Cline VSCode Extension
{
"cline.mcp.servers": [
{
"name": "gemini",
"command": "gemini-mcp",
"env": {
"GOOGLE_API_KEY": "your_api_key_here"
}
}
]
}
🧪 Development
Building from Source
go mod tidy
go build -o gemini-mcp main.go
Multi-Platform Builds
# Build for current platform
make build
# Build for specific platforms
make build-darwin-arm64 # macOS Apple Silicon
make build-darwin-amd64 # macOS Intel
make build-linux-amd64 # Linux x86_64
make build-linux-arm64 # Linux ARM64
# Build all platforms
make build-all
# Build release versions (with version suffix)
make release
Testing
make test
./test_mcp.sh
Running
make run # Run in stdio mode
make run-http # Run in HTTP mode (port 8080)
Code Quality
make fmt # Format code
make clean # Clean artifacts
📝 Implementation Notes
- Gemini Integration: Uses
google.golang.org/genaiwith Gemini API backend - Protocol Compliance: Implements MCP 2024-11-05 specification with Streamable HTTP transport (2025-03-26)
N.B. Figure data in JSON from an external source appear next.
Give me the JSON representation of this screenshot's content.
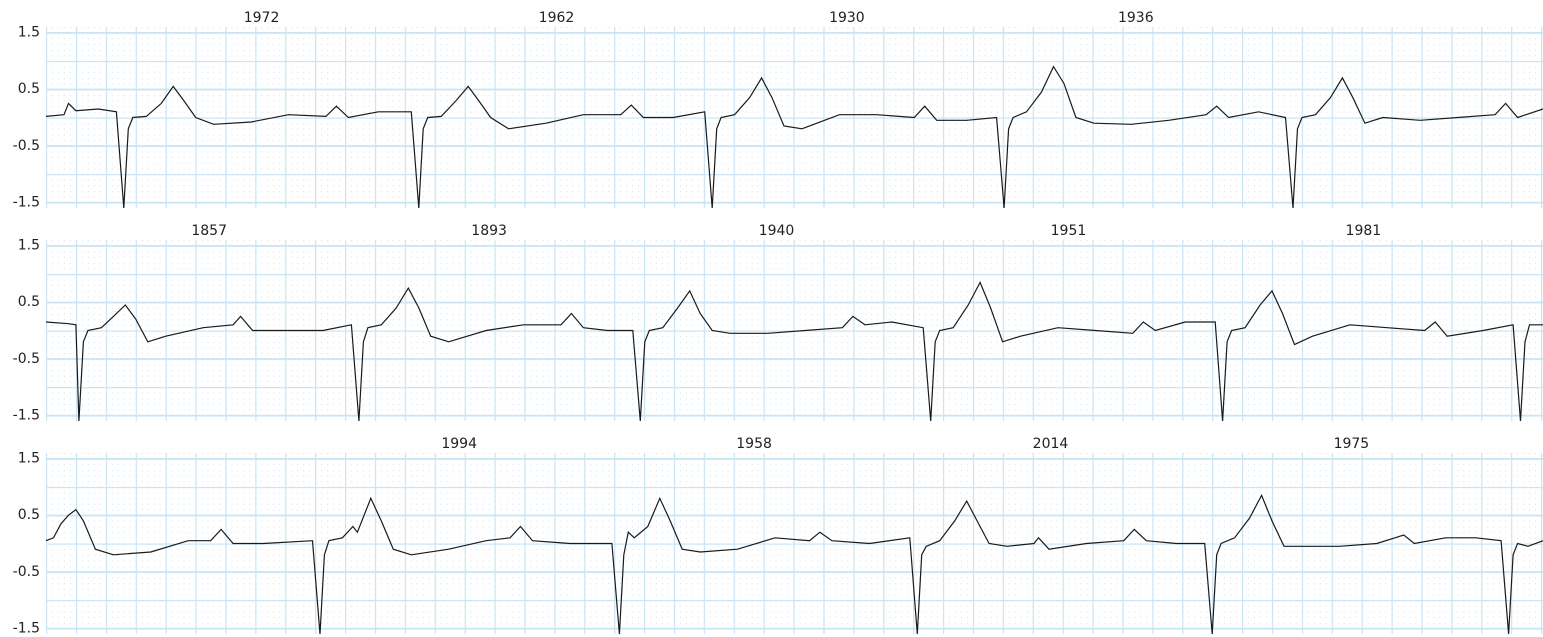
{
  "chart_data": [
    {
      "type": "line",
      "color": "#1a1a1a",
      "xlim": [
        0,
        10
      ],
      "ylim": [
        -1.6,
        1.6
      ],
      "yticks": [
        1.5,
        0.5,
        -0.5,
        -1.5
      ],
      "annotations": [
        {
          "x": 1.44,
          "label": "1972"
        },
        {
          "x": 3.41,
          "label": "1962"
        },
        {
          "x": 5.35,
          "label": "1930"
        },
        {
          "x": 7.28,
          "label": "1936"
        }
      ],
      "x": [
        0,
        0.12,
        0.15,
        0.2,
        0.35,
        0.47,
        0.52,
        0.55,
        0.58,
        0.67,
        0.77,
        0.85,
        0.92,
        1.0,
        1.12,
        1.37,
        1.62,
        1.87,
        1.94,
        2.02,
        2.22,
        2.44,
        2.49,
        2.52,
        2.55,
        2.64,
        2.74,
        2.82,
        2.89,
        2.97,
        3.09,
        3.34,
        3.59,
        3.84,
        3.91,
        3.99,
        4.19,
        4.4,
        4.45,
        4.48,
        4.51,
        4.6,
        4.7,
        4.78,
        4.85,
        4.93,
        5.05,
        5.3,
        5.55,
        5.8,
        5.87,
        5.95,
        6.15,
        6.35,
        6.4,
        6.43,
        6.46,
        6.55,
        6.65,
        6.73,
        6.8,
        6.88,
        7.0,
        7.25,
        7.5,
        7.75,
        7.82,
        7.9,
        8.1,
        8.28,
        8.33,
        8.36,
        8.39,
        8.48,
        8.58,
        8.66,
        8.73,
        8.81,
        8.93,
        9.18,
        9.43,
        9.68,
        9.75,
        9.83,
        10.0
      ],
      "values": [
        0.02,
        0.05,
        0.25,
        0.12,
        0.15,
        0.1,
        -1.6,
        -0.2,
        0.0,
        0.02,
        0.25,
        0.55,
        0.3,
        0.0,
        -0.12,
        -0.08,
        0.05,
        0.02,
        0.2,
        0.0,
        0.1,
        0.1,
        -1.6,
        -0.2,
        0.0,
        0.02,
        0.3,
        0.55,
        0.3,
        0.0,
        -0.2,
        -0.1,
        0.05,
        0.05,
        0.22,
        0.0,
        0.0,
        0.1,
        -1.6,
        -0.2,
        0.0,
        0.05,
        0.35,
        0.7,
        0.35,
        -0.15,
        -0.2,
        0.05,
        0.05,
        0.0,
        0.2,
        -0.05,
        -0.05,
        0.0,
        -1.6,
        -0.2,
        0.0,
        0.1,
        0.45,
        0.9,
        0.6,
        0.0,
        -0.1,
        -0.12,
        -0.05,
        0.05,
        0.2,
        0.0,
        0.1,
        0.0,
        -1.6,
        -0.2,
        0.0,
        0.05,
        0.35,
        0.7,
        0.35,
        -0.1,
        0.0,
        -0.05,
        0.0,
        0.05,
        0.25,
        0.0,
        0.15
      ]
    },
    {
      "type": "line",
      "color": "#1a1a1a",
      "xlim": [
        0,
        10
      ],
      "ylim": [
        -1.6,
        1.6
      ],
      "yticks": [
        1.5,
        0.5,
        -0.5,
        -1.5
      ],
      "annotations": [
        {
          "x": 1.09,
          "label": "1857"
        },
        {
          "x": 2.96,
          "label": "1893"
        },
        {
          "x": 4.88,
          "label": "1940"
        },
        {
          "x": 6.83,
          "label": "1951"
        },
        {
          "x": 8.8,
          "label": "1981"
        }
      ],
      "x": [
        0,
        0.15,
        0.2,
        0.22,
        0.25,
        0.28,
        0.37,
        0.45,
        0.53,
        0.6,
        0.68,
        0.8,
        1.05,
        1.25,
        1.3,
        1.38,
        1.6,
        1.85,
        2.04,
        2.09,
        2.12,
        2.15,
        2.24,
        2.34,
        2.42,
        2.49,
        2.57,
        2.69,
        2.94,
        3.19,
        3.44,
        3.51,
        3.59,
        3.75,
        3.92,
        3.97,
        4.0,
        4.03,
        4.12,
        4.22,
        4.3,
        4.37,
        4.45,
        4.57,
        4.82,
        5.07,
        5.32,
        5.39,
        5.47,
        5.65,
        5.86,
        5.91,
        5.94,
        5.97,
        6.06,
        6.16,
        6.24,
        6.31,
        6.39,
        6.51,
        6.76,
        7.01,
        7.26,
        7.33,
        7.41,
        7.61,
        7.81,
        7.86,
        7.89,
        7.92,
        8.01,
        8.11,
        8.19,
        8.26,
        8.34,
        8.46,
        8.71,
        8.96,
        9.21,
        9.28,
        9.36,
        9.6,
        9.8,
        9.85,
        9.88,
        9.91,
        10.0
      ],
      "values": [
        0.15,
        0.12,
        0.1,
        -1.6,
        -0.2,
        0.0,
        0.05,
        0.25,
        0.45,
        0.2,
        -0.2,
        -0.1,
        0.05,
        0.1,
        0.25,
        0.0,
        0.0,
        0.0,
        0.1,
        -1.6,
        -0.2,
        0.05,
        0.1,
        0.4,
        0.75,
        0.4,
        -0.1,
        -0.2,
        0.0,
        0.1,
        0.1,
        0.3,
        0.05,
        0.0,
        0.0,
        -1.6,
        -0.2,
        0.0,
        0.05,
        0.4,
        0.7,
        0.3,
        0.0,
        -0.05,
        -0.05,
        0.0,
        0.05,
        0.25,
        0.1,
        0.15,
        0.05,
        -1.6,
        -0.2,
        0.0,
        0.05,
        0.45,
        0.85,
        0.4,
        -0.2,
        -0.1,
        0.05,
        0.0,
        -0.05,
        0.15,
        0.0,
        0.15,
        0.15,
        -1.6,
        -0.2,
        0.0,
        0.05,
        0.45,
        0.7,
        0.3,
        -0.25,
        -0.1,
        0.1,
        0.05,
        0.0,
        0.15,
        -0.1,
        0.0,
        0.1,
        -1.6,
        -0.2,
        0.1,
        0.1
      ]
    },
    {
      "type": "line",
      "color": "#1a1a1a",
      "xlim": [
        0,
        10
      ],
      "ylim": [
        -1.6,
        1.6
      ],
      "yticks": [
        1.5,
        0.5,
        -0.5,
        -1.5
      ],
      "annotations": [
        {
          "x": 2.76,
          "label": "1994"
        },
        {
          "x": 4.73,
          "label": "1958"
        },
        {
          "x": 6.71,
          "label": "2014"
        },
        {
          "x": 8.72,
          "label": "1975"
        }
      ],
      "x": [
        0,
        0.05,
        0.1,
        0.15,
        0.2,
        0.25,
        0.33,
        0.45,
        0.7,
        0.95,
        1.1,
        1.17,
        1.25,
        1.45,
        1.78,
        1.83,
        1.86,
        1.89,
        1.98,
        2.05,
        2.08,
        2.17,
        2.24,
        2.32,
        2.44,
        2.69,
        2.94,
        3.1,
        3.17,
        3.25,
        3.5,
        3.78,
        3.83,
        3.86,
        3.89,
        3.93,
        4.02,
        4.1,
        4.17,
        4.25,
        4.37,
        4.62,
        4.87,
        5.1,
        5.17,
        5.25,
        5.5,
        5.77,
        5.82,
        5.85,
        5.88,
        5.97,
        6.07,
        6.15,
        6.22,
        6.3,
        6.42,
        6.6,
        6.63,
        6.7,
        6.95,
        7.2,
        7.27,
        7.35,
        7.55,
        7.74,
        7.79,
        7.82,
        7.85,
        7.94,
        8.04,
        8.12,
        8.19,
        8.27,
        8.39,
        8.64,
        8.89,
        9.07,
        9.14,
        9.35,
        9.55,
        9.72,
        9.77,
        9.8,
        9.83,
        9.9,
        10.0
      ],
      "values": [
        0.05,
        0.1,
        0.35,
        0.5,
        0.6,
        0.4,
        -0.1,
        -0.2,
        -0.15,
        0.05,
        0.05,
        0.25,
        0.0,
        0.0,
        0.05,
        -1.6,
        -0.2,
        0.05,
        0.1,
        0.3,
        0.2,
        0.8,
        0.4,
        -0.1,
        -0.2,
        -0.1,
        0.05,
        0.1,
        0.3,
        0.05,
        0.0,
        0.0,
        -1.6,
        -0.2,
        0.2,
        0.1,
        0.3,
        0.8,
        0.4,
        -0.1,
        -0.15,
        -0.1,
        0.1,
        0.05,
        0.2,
        0.05,
        0.0,
        0.1,
        -1.6,
        -0.2,
        -0.05,
        0.05,
        0.4,
        0.75,
        0.4,
        0.0,
        -0.05,
        0.0,
        0.1,
        -0.1,
        0.0,
        0.05,
        0.25,
        0.05,
        0.0,
        0.0,
        -1.6,
        -0.2,
        0.0,
        0.1,
        0.45,
        0.85,
        0.4,
        -0.05,
        -0.05,
        -0.05,
        0.0,
        0.15,
        0.0,
        0.1,
        0.1,
        0.05,
        -1.6,
        -0.2,
        0.0,
        -0.05,
        0.05
      ]
    }
  ]
}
- Transport Support: Stdio (default) and HTTP/SSE with Bearer token authentication
- Image Generation: Full implementation with Gemini 3.0 Pro models, returns ImageContent for MCP clients
- Video Generation: Complete Veo 3.1 integration with native audio, operation polling, and proper file downloads
- File Management: Generated content saved with metadata and timestamps
- Error Handling: Comprehensive error responses with helpful messages
- Multi-modal Support: Supports text-to-image, image-to-image, text-to-video, and image-to-video workflows
- Authentication: Configurable Bearer token authentication for HTTP transport with multiple token support
🤝 Contributing
This project is designed to be a comprehensive MCP server for Google's AI services. Contributions are welcome for:
- Additional model support
- Transport protocol enhancements
- Full implementation of placeholder services
- Documentation improvements
📄 License
MIT License - see LICENSE file for details.